Well, they used to call him Dr. Doom.
Now they call him quite often.
It's funnier when Nicholas K. Coch, professor of geology at Queens College in New York and “forensic hurricanologist,” tells it.
With a booming voice and a sense of humor, Coch has been trying to tell New Yorkers for decades they live in the most dangerous place in the world for storm surge.
He told attendees of Advisen's Property Insights Conference last year. In all honesty, there was likely an even mix of audience members laughing at him as there were with him.
This year, Advisen was kind enough to invite Coch back.
He didn't gloat. He didn't need to.
Everyone this year now knows Coch has been right all along—that he is indeed no Chicken Little—thanks to Superstorm Sandy, which in October 2012 fulfilled Coch's prophecy that New York would someday be home to the world's longest aquarium—its subway system.

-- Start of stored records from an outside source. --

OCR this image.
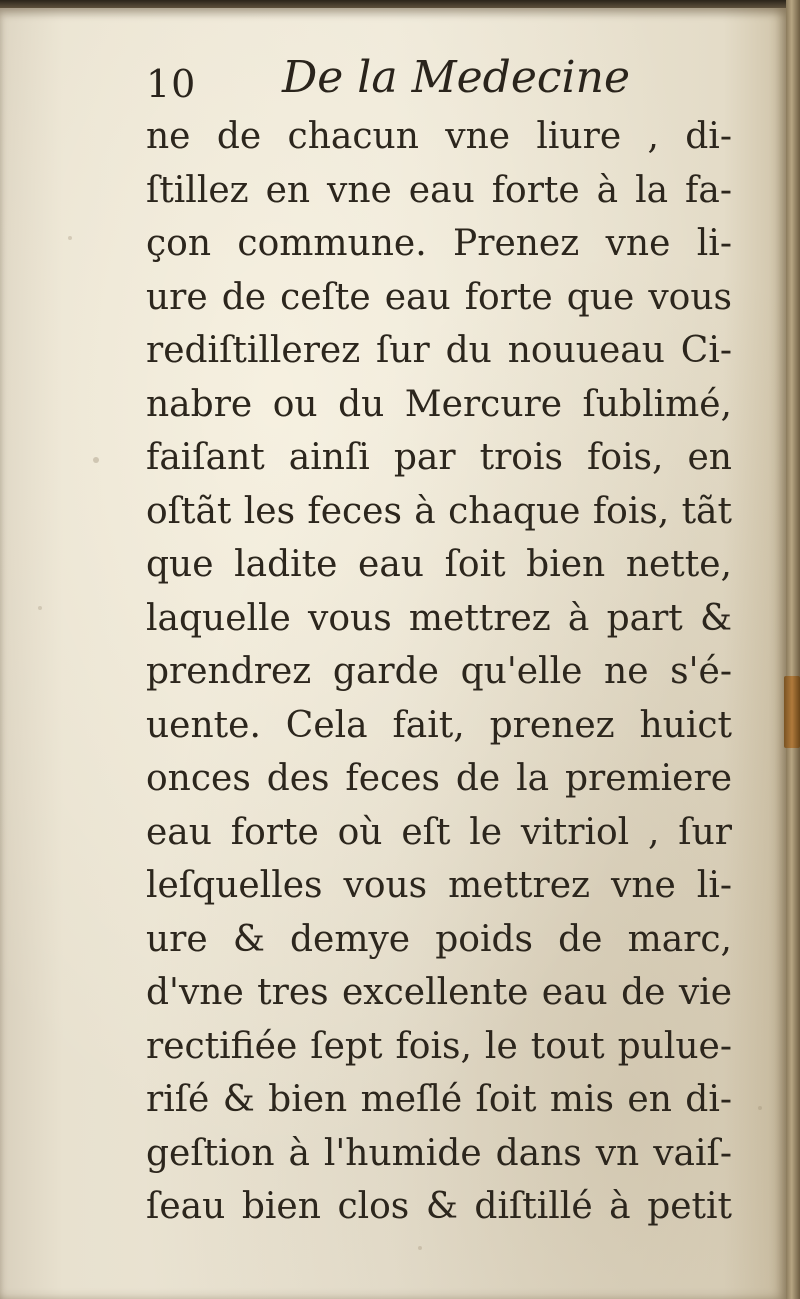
10 De la Medecine
ne de chacun vne liure , di-
ſtillez en vne eau forte à la fa-
çon commune. Prenez vne li-
ure de ceſte eau forte que vous
rediſtillerez ſur du nouueau Ci-
nabre ou du Mercure ſublimé,
faiſant ainſi par trois fois, en
oſtãt les feces à chaque fois, tãt
que ladite eau ſoit bien nette,
laquelle vous mettrez à part &
prendrez garde qu'elle ne s'é-
uente. Cela fait, prenez huict
onces des feces de la premiere
eau forte où eſt le vitriol , ſur
leſquelles vous mettrez vne li-
ure & demye poids de marc,
d'vne tres excellente eau de vie
rectifiée ſept fois, le tout pulue-
riſé & bien meſlé ſoit mis en di-
geſtion à l'humide dans vn vaiſ-
ſeau bien clos & diſtillé à petit
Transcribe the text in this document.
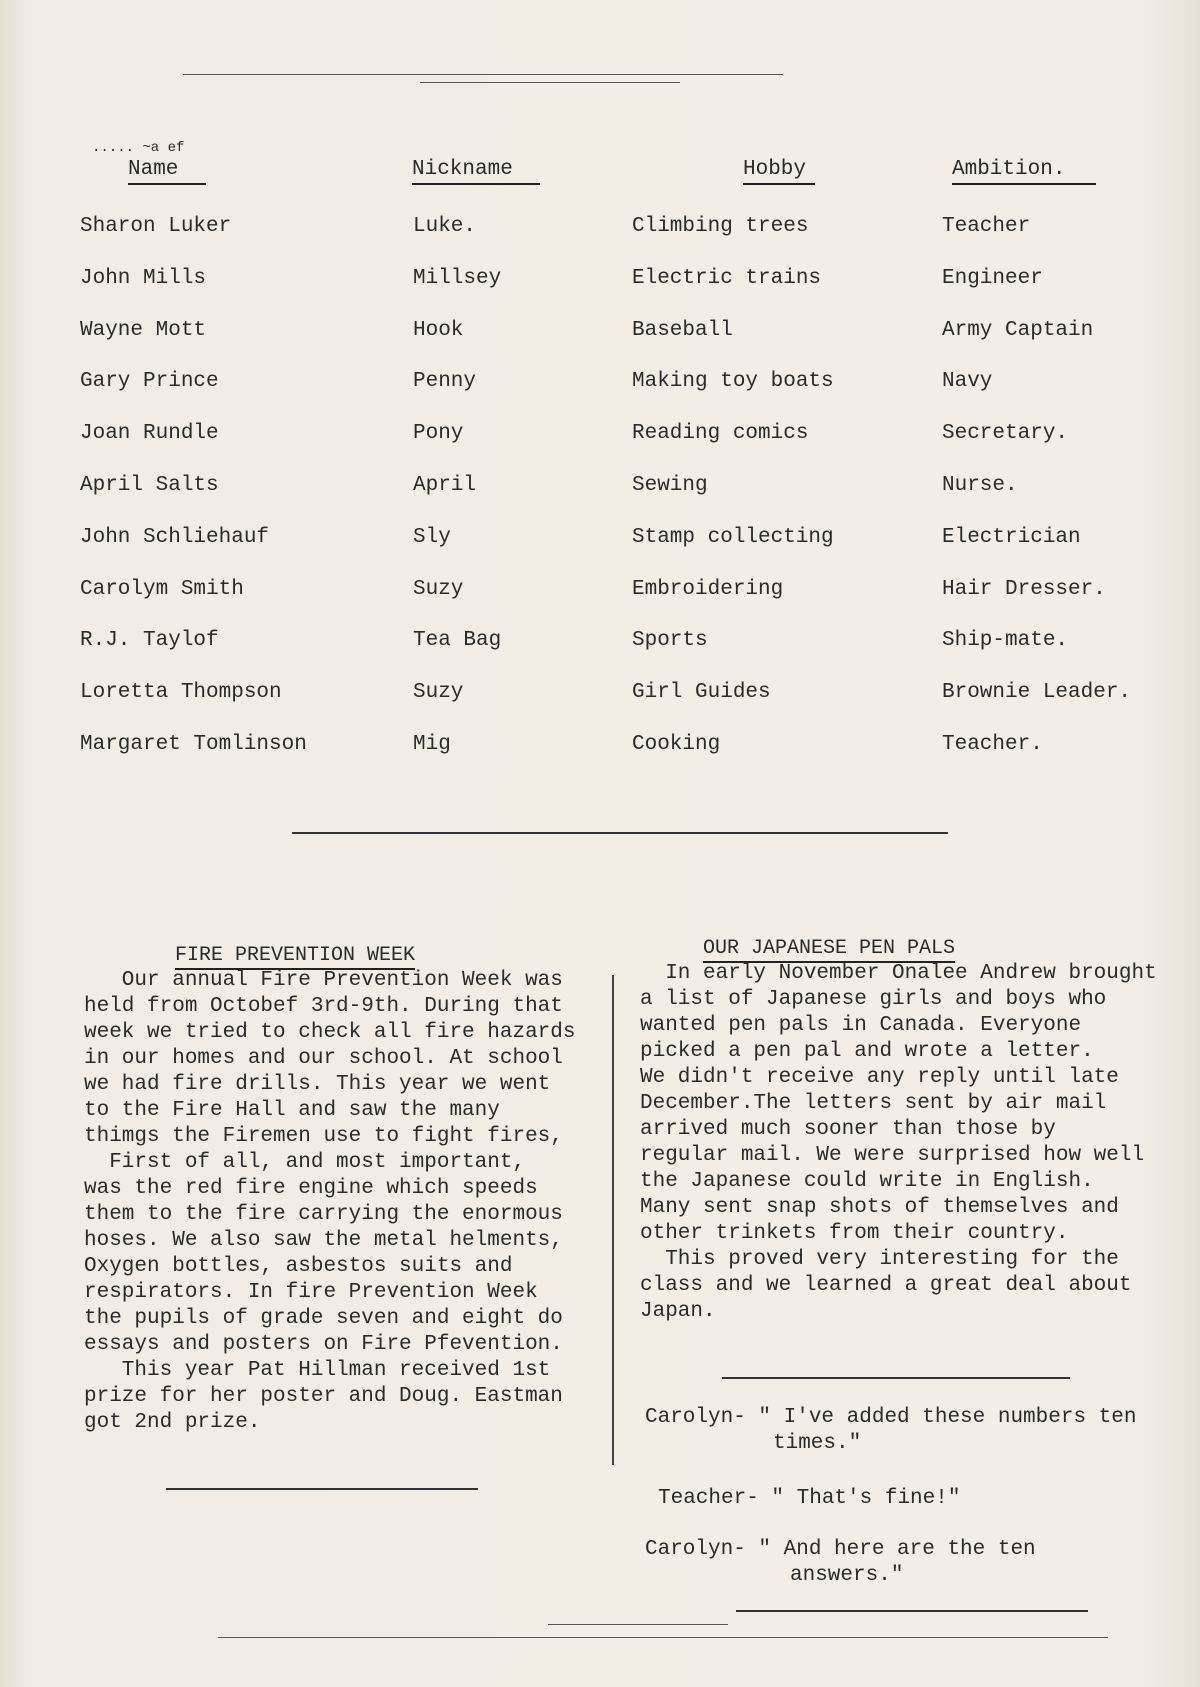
..... ~a ef
Name	Nickname	Hobby	Ambition.
Sharon Luker	Luke.	Climbing trees	Teacher
John Mills	Millsey	Electric trains	Engineer
Wayne Mott	Hook	Baseball	Army Captain
Gary Prince	Penny	Making toy boats	Navy
Joan Rundle	Pony	Reading comics	Secretary.
April Salts	April	Sewing	Nurse.
John Schliehauf	Sly	Stamp collecting	Electrician
Carolym Smith	Suzy	Embroidering	Hair Dresser.
R.J. Taylof	Tea Bag	Sports	Ship-mate.
Loretta Thompson	Suzy	Girl Guides	Brownie Leader.
Margaret Tomlinson	Mig	Cooking	Teacher.
FIRE PREVENTION WEEK

Our annual Fire Prevention Week was

held from Octobef 3rd-9th. During that

week we tried to check all fire hazards

in our homes and our school. At school

we had fire drills. This year we went

to the Fire Hall and saw the many

thimgs the Firemen use to fight fires,

First of all, and most important,

was the red fire engine which speeds

them to the fire carrying the enormous

hoses. We also saw the metal helments,

Oxygen bottles, asbestos suits and

respirators. In fire Prevention Week

the pupils of grade seven and eight do

essays and posters on Fire Pfevention.

This year Pat Hillman received 1st

prize for her poster and Doug. Eastman

got 2nd prize.

OUR JAPANESE PEN PALS

In early November Onalee Andrew brought

a list of Japanese girls and boys who

wanted pen pals in Canada. Everyone

picked a pen pal and wrote a letter.

We didn't receive any reply until late

December.The letters sent by air mail

arrived much sooner than those by

regular mail. We were surprised how well

the Japanese could write in English.

Many sent snap shots of themselves and

other trinkets from their country.

This proved very interesting for the

class and we learned a great deal about

Japan.

Carolyn- " I've added these numbers ten
times."
Teacher- " That's fine!"
Carolyn- " And here are the ten
answers."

The affirmation of Coch's theories based on decades of study doesn't mean the “Master of Disaster” has packed it in. Oh no—quite the opposite. The professor doesn't stop to gloat because there is no time to.
Sandy was “not the big one,” he said from a stool in front of his famous slideshow presentation complete with homemade graphics and manipulated photographs.
“The big one is yet to come—and we're overdue,” he continued.
And the storm category has no bearing. If Sandy—not even classified a hurricane—made landfall 100 miles north of where it did, “New York City could have been wiped out,” said the lifelong New Yorker.
Coch said storm surge was just one of the destructive aspects of Sandy. The professor says meteorologists would better serve residents by predicting the height of wind-driven waves on top of surge.
Some residents in the path of Sandy might have thought they were safe after listening to storm surge predictions. “That's why they died on Staten Island,” he softened and said.
Debris and the force of wind in between the city's tall buildings were major destructive factors during Sandy, and will be amplified when a stronger storm strikes. Wind pressure is intensified when it's squeezed.
But what might be most striking were Coch's thoughts about inland flooding. The phrase wasn't uttered post-Sandy but Coch says it played a major role in flooding from the “freak” storm.
Manhattan was built upon a series of rivers shown in early maps, he showed. The water is still there somewhere, he said, and topography of the upper East Coast increases the chances of fresh-water flooding from rivers and off mountains.
Water comes in from the ocean, and down off the mountains.
“You can't understand Sandy without fresh water flooding,” Coch said.
But what really makes New York so dangerous is the right angles formed by Long Island. The water will need a place to go, and it can only move west, into the city, with its low-lying infrastructure, utilities, hospitals and airports.
Coch says rebuilding at higher elevation is an exercise in futility unless we build way up—WAY up. Home rebuild on 8-foot stilts may last a generation but their time will also come, considering the erratic changes in weather and rising sea levels. (the only way you can deny climate change is if you can't read a thermometer, he added).
“We shouldn't elevate; we should abandon,” he said. “The shoreline is retreating. We should too.”